И он замолчал, ожидая вопроса. Он знал, что не удивил Ларису рассказом о том, что нейрочип изобрели задолго до пандемии, и хотел понять, знает ли его женщина о том…

– Скажи мне то, чего я боюсь услышать больше всего на свете, – прошептала Лариса, не вытирая выступившие на глазах слезы. – Ты скажи. Сейчас.

И похолодела, услышав то, что боялась услышать больше всего на свете.

– Я – орк, любовь моя: убежденный, конченый, бешеный, – она почувствовала, как бьется сердце Джа под ее ладонью. – Я – один из тех, с кем Орк очищал Окситанию и поднимал ее с колен. Я верен Орку, потому что он дал мне вторую жизнь и указал путь, которым я следую. Я верю в то, что говорит Орк, и сражаюсь за его слово. И пока орки в походе, мне не будет покоя, любовь моя, и я не смогу спрятаться с тобой от мира, как хочу больше всего на свете.

– Когда поход закончится, орки окажутся вне закона.

– Нет, любовь моя, когда поход закончится, орки дадут миру новый закон и вернутся в тень, как было всегда. Мы без жалости и сомнений сокрушим всех, кто встанет на нашем пути. Мы победим, любовь моя, в этом нет сомнений.

– Или вы все умрете, – она не рыдала, но слезы лились потоком.

– Или мы все умрем, – подтвердил Джа, вытирая глаза Ларисы и нежно их целуя. – Но ведь мы и так мертвы, любовь моя, мы все живем в долг в ожидании смерти, которая никого из нас не обойдет своим вниманием.

Data set trinity. In morbi[18]

The Washington Post: «В ходе разгона демонстраций, проводившихся противниками “закона Томази” в крупнейших городах страны, арестовано не менее семи тысяч человек.
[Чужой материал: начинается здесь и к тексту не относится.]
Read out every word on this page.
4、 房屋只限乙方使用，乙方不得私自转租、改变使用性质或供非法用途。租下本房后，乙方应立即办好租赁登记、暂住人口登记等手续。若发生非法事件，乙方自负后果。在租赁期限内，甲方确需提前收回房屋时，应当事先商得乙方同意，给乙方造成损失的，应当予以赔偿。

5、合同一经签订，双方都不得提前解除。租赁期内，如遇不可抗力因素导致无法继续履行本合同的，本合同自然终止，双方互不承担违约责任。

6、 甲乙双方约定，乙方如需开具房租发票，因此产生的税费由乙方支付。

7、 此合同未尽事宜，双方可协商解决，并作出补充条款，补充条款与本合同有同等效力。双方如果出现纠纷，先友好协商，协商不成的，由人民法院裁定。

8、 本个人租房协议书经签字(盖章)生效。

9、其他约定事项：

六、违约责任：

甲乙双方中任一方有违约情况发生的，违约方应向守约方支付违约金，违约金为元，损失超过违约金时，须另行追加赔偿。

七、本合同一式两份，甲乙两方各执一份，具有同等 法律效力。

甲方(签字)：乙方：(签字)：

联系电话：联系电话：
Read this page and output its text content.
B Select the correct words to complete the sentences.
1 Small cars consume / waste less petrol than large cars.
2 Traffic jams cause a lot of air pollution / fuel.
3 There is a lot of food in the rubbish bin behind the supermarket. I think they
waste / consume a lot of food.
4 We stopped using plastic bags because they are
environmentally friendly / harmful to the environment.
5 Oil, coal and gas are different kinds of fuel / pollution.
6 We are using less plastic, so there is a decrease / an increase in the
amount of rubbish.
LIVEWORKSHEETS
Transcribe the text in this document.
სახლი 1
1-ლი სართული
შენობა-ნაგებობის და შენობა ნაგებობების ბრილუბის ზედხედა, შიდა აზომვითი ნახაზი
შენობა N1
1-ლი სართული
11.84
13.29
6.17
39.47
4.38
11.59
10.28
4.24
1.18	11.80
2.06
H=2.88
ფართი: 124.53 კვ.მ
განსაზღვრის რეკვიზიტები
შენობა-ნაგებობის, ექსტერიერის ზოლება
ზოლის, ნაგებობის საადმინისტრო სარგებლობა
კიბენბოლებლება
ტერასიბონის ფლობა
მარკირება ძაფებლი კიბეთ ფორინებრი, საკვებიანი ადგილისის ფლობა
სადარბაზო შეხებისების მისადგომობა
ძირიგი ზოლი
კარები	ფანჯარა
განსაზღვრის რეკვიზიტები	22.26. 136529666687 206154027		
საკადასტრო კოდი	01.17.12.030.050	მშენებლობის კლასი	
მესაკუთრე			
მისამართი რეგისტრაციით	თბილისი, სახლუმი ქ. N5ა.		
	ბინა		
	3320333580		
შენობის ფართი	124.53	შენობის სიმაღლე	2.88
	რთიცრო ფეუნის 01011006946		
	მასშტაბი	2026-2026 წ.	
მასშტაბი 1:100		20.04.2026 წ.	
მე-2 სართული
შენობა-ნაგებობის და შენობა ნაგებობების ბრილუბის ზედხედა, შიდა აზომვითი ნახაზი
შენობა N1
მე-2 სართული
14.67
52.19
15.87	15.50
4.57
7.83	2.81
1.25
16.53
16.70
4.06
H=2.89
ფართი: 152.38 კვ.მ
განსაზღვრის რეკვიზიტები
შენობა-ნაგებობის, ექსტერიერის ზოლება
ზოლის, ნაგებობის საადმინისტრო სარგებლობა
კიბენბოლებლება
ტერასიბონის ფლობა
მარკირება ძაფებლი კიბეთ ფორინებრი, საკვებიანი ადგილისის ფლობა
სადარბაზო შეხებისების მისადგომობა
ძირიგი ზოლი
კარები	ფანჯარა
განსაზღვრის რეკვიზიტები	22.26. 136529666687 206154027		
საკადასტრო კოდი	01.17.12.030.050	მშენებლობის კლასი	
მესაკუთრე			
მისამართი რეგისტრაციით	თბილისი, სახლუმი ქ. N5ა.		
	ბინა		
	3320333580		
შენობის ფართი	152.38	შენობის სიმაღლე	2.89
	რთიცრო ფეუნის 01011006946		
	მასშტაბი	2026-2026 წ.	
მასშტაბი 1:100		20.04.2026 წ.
Особенно массовыми демонстрации стали в Нью-Йорке, Вашингтоне, Лос-Анджелесе и Сан-Франциско. Однако наблюдатели предлагают обратить внимание не столько на честных граждан, требующих уважения к своим правам, сколько на гангстеров, которые явно планируют воспользоваться стихийными протестами…»

CNN: «Полиция Бостона сообщила, что ночная перестрелка в порту произошла между “guerreros” и FN23, а значит, стала уже третьим за последние два дня инцидентом между крупнейшими бандами Восточного побережья. Причем стычки между ними происходят не только в Бостоне: сообщения о драках и перестрелках поступают из Филадельфии, Балтимора, Нью-Йорка и других городов…»

France24: «В ходе аудиенции у Его Величества Уильяма Его Высокопревосходительство досточтимый Президент Байтулла Аббас заявил, что намерен окончательно решить так называемую “проблему Окситании” и утвердить свою власть на всех французских землях…»

ABS: «Полиция занята демонстрантами, а улицы погружаются в хаос. Крупные столкновения между “guerreros” и FN23 зафиксированы в Бруклине, Гарлеме и Статен-Айленде. Власти утверждают, что способны справиться со всеми вызовами, которые появляются в это непростое время, однако то, что мы видим, заставляет сомневаться в обещаниях городских властей…»

NBC News: «На фоне непрекращающихся демонстраций против “закона Томази” объявлено о готовящейся встрече Биби Феллера и Дика Бартона с президентом Дугласом…»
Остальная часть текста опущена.